Futher to my comments ...
For any $3$ consecutive primes (regardless of if they contain twin primes or not) $p_{n},p_{n+1},p_{n+2}$, it's true that $$\frac{p_{n+1}+p_{n}}{2}<p_{n+2}<p_{n+1}+p_{n}$$ In fact, $\forall p_{n+k}\geq p_{n+2}$ we have $p_{n+k} > p_{n+1}$ and $p_{n+k} > p_{n}$, thus $$\frac{p_{n+1}+p_{n}}{2}<p_{n+k}$$ For a fixedfixed $k$, we can show that $$\lim\limits_{n\to\infty}\frac{p_{n+k}}{p_{n}}=\lim\limits_{n\to\infty}\frac{p_{n+k}}{p_{n+1}}=1 \tag{1}$$ This means that for large enough $n$'s we have $$p_{n+k}<2p_{n} \text{ and } p_{n+k}<2p_{n+1}$$ Applying AM-GM yields $$p_{n+1}+p_{n}\geq 2\sqrt{p_{n+1}\cdot p_{n}}=\sqrt{2p_{n+1}\cdot 2p_{n}}> \sqrt{p_{n+k}^2}=p_{n+k}$$ for large enough $n$'s, or $$\frac{p_{n+1}+p_{n}}{2}<p_{n+k}<p_{n+1}+p_{n} \tag{2}$$ The range of the fixed $k$ depends on when $(1)$ gets less than $2$.
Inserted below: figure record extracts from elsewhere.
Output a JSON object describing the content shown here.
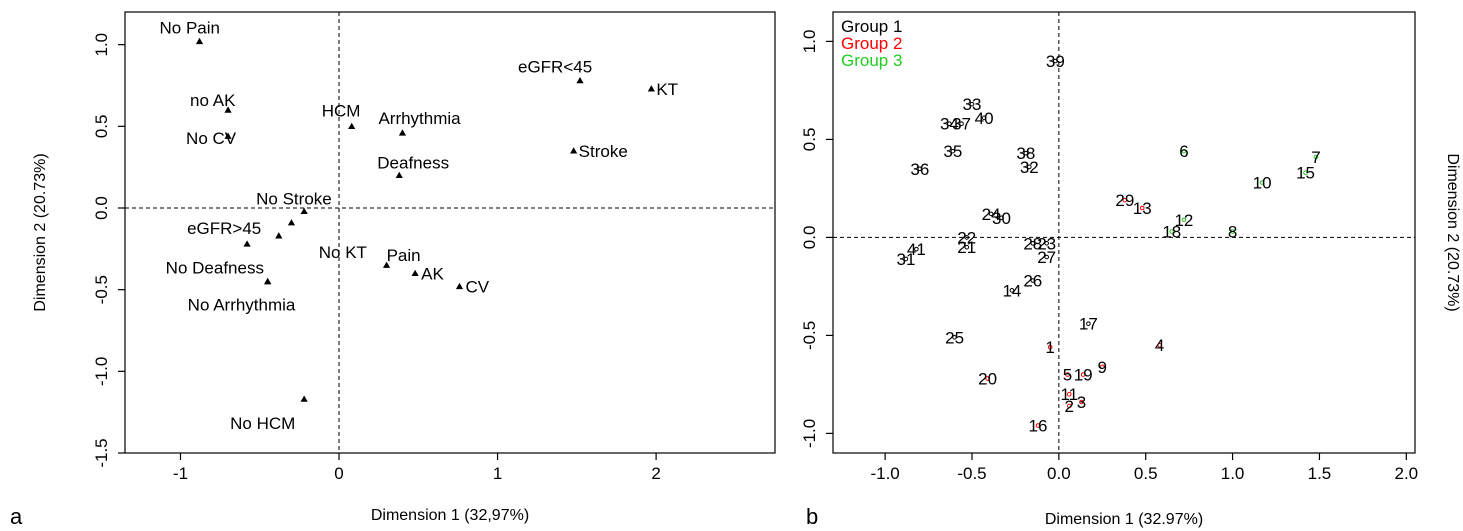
{
  "chart_data": [
    {
      "panel": "a",
      "type": "scatter",
      "xlabel": "Dimension 1 (32,97%)",
      "ylabel": "Dimension 2 (20.73%)",
      "xlim": [
        -1.35,
        2.75
      ],
      "ylim": [
        -1.5,
        1.2
      ],
      "xticks": [
        -1,
        0,
        1,
        2
      ],
      "yticks": [
        1.0,
        0.5,
        0.0,
        -0.5,
        -1.0,
        -1.5
      ],
      "xtick_labels": [
        "-1",
        "0",
        "1",
        "2"
      ],
      "ytick_labels": [
        "1.0",
        "0.5",
        "0.0",
        "-0.5",
        "-1.0",
        "-1.5"
      ],
      "reference_lines": {
        "x": 0,
        "y": 0
      },
      "points": [
        {
          "label": "No Pain",
          "x": -0.88,
          "y": 1.02
        },
        {
          "label": "no AK",
          "x": -0.7,
          "y": 0.6
        },
        {
          "label": "No CV",
          "x": -0.7,
          "y": 0.44
        },
        {
          "label": "HCM",
          "x": 0.08,
          "y": 0.5
        },
        {
          "label": "Arrhythmia",
          "x": 0.4,
          "y": 0.46
        },
        {
          "label": "eGFR<45",
          "x": 1.52,
          "y": 0.78
        },
        {
          "label": "KT",
          "x": 1.97,
          "y": 0.73
        },
        {
          "label": "Stroke",
          "x": 1.48,
          "y": 0.35
        },
        {
          "label": "Deafness",
          "x": 0.38,
          "y": 0.2
        },
        {
          "label": "No Stroke",
          "x": -0.22,
          "y": -0.02
        },
        {
          "label": "eGFR>45",
          "x": -0.58,
          "y": -0.22
        },
        {
          "label": "No KT",
          "x": -0.38,
          "y": -0.17
        },
        {
          "label": "",
          "x": -0.3,
          "y": -0.09
        },
        {
          "label": "No Deafness",
          "x": -0.45,
          "y": -0.45
        },
        {
          "label": "No Arrhythmia",
          "x": -0.45,
          "y": -0.45
        },
        {
          "label": "Pain",
          "x": 0.3,
          "y": -0.35
        },
        {
          "label": "AK",
          "x": 0.48,
          "y": -0.4
        },
        {
          "label": "CV",
          "x": 0.76,
          "y": -0.48
        },
        {
          "label": "No HCM",
          "x": -0.22,
          "y": -1.17
        }
      ],
      "panel_letter": "a"
    },
    {
      "panel": "b",
      "type": "scatter",
      "xlabel": "Dimension 1 (32.97%)",
      "ylabel": "Dimension 2 (20.73%)",
      "xlim": [
        -1.3,
        2.05
      ],
      "ylim": [
        -1.1,
        1.15
      ],
      "xticks": [
        -1.0,
        -0.5,
        0.0,
        0.5,
        1.0,
        1.5,
        2.0
      ],
      "yticks": [
        1.0,
        0.5,
        0.0,
        -0.5,
        -1.0
      ],
      "xtick_labels": [
        "-1.0",
        "-0.5",
        "0.0",
        "0.5",
        "1.0",
        "1.5",
        "2.0"
      ],
      "ytick_labels": [
        "1.0",
        "0.5",
        "0.0",
        "-0.5",
        "-1.0"
      ],
      "reference_lines": {
        "x": 0,
        "y": 0
      },
      "legend": {
        "placement": "top-left",
        "entries": [
          {
            "name": "Group 1",
            "color": "#000000"
          },
          {
            "name": "Group 2",
            "color": "#ff0000"
          },
          {
            "name": "Group 3",
            "color": "#22cc22"
          }
        ]
      },
      "series": [
        {
          "name": "Group 1",
          "color": "#000000",
          "points": [
            {
              "label": "39",
              "x": -0.02,
              "y": 0.9
            },
            {
              "label": "33",
              "x": -0.5,
              "y": 0.68
            },
            {
              "label": "40",
              "x": -0.43,
              "y": 0.61
            },
            {
              "label": "34",
              "x": -0.63,
              "y": 0.58
            },
            {
              "label": "37",
              "x": -0.56,
              "y": 0.58
            },
            {
              "label": "35",
              "x": -0.61,
              "y": 0.44
            },
            {
              "label": "38",
              "x": -0.19,
              "y": 0.43
            },
            {
              "label": "32",
              "x": -0.17,
              "y": 0.36
            },
            {
              "label": "36",
              "x": -0.8,
              "y": 0.35
            },
            {
              "label": "24",
              "x": -0.39,
              "y": 0.12
            },
            {
              "label": "30",
              "x": -0.33,
              "y": 0.1
            },
            {
              "label": "22",
              "x": -0.53,
              "y": 0.0
            },
            {
              "label": "21",
              "x": -0.53,
              "y": -0.05
            },
            {
              "label": "28",
              "x": -0.15,
              "y": -0.03
            },
            {
              "label": "23",
              "x": -0.07,
              "y": -0.03
            },
            {
              "label": "27",
              "x": -0.07,
              "y": -0.1
            },
            {
              "label": "41",
              "x": -0.82,
              "y": -0.06
            },
            {
              "label": "31",
              "x": -0.88,
              "y": -0.11
            },
            {
              "label": "26",
              "x": -0.15,
              "y": -0.22
            },
            {
              "label": "14",
              "x": -0.27,
              "y": -0.27
            },
            {
              "label": "17",
              "x": 0.17,
              "y": -0.44
            },
            {
              "label": "25",
              "x": -0.6,
              "y": -0.51
            }
          ]
        },
        {
          "name": "Group 2",
          "color": "#ff0000",
          "points": [
            {
              "label": "29",
              "x": 0.38,
              "y": 0.19
            },
            {
              "label": "13",
              "x": 0.48,
              "y": 0.15
            },
            {
              "label": "1",
              "x": -0.05,
              "y": -0.56
            },
            {
              "label": "4",
              "x": 0.58,
              "y": -0.55
            },
            {
              "label": "9",
              "x": 0.25,
              "y": -0.66
            },
            {
              "label": "5",
              "x": 0.05,
              "y": -0.7
            },
            {
              "label": "19",
              "x": 0.14,
              "y": -0.7
            },
            {
              "label": "20",
              "x": -0.41,
              "y": -0.72
            },
            {
              "label": "11",
              "x": 0.06,
              "y": -0.8
            },
            {
              "label": "2",
              "x": 0.06,
              "y": -0.86
            },
            {
              "label": "3",
              "x": 0.13,
              "y": -0.84
            },
            {
              "label": "16",
              "x": -0.12,
              "y": -0.96
            }
          ]
        },
        {
          "name": "Group 3",
          "color": "#22cc22",
          "points": [
            {
              "label": "6",
              "x": 0.72,
              "y": 0.44
            },
            {
              "label": "7",
              "x": 1.48,
              "y": 0.41
            },
            {
              "label": "15",
              "x": 1.42,
              "y": 0.33
            },
            {
              "label": "10",
              "x": 1.17,
              "y": 0.28
            },
            {
              "label": "12",
              "x": 0.72,
              "y": 0.09
            },
            {
              "label": "18",
              "x": 0.65,
              "y": 0.03
            },
            {
              "label": "8",
              "x": 1.0,
              "y": 0.03
            }
          ]
        }
      ],
      "panel_letter": "b"
    }
  ]
}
A few wordsA few words about $(1)$, it is true because of this limit $$\lim\limits_{n\to\infty}\frac{p_{n+1}}{p_{n}}=1$$ then $$\lim\limits_{n\to\infty}\frac{p_{n+k}}{p_{n}}= \lim\limits_{n\to\infty}\frac{p_{n+k}}{p_{n+k-1}}\cdot \lim\limits_{n\to\infty}\frac{p_{n+k-1}}{p_{n+k-2}}\cdot ...\cdot \lim\limits_{n\to\infty}\frac{p_{n+1}}{p_{n}}=1$$ again, for a fixedfixed $k$!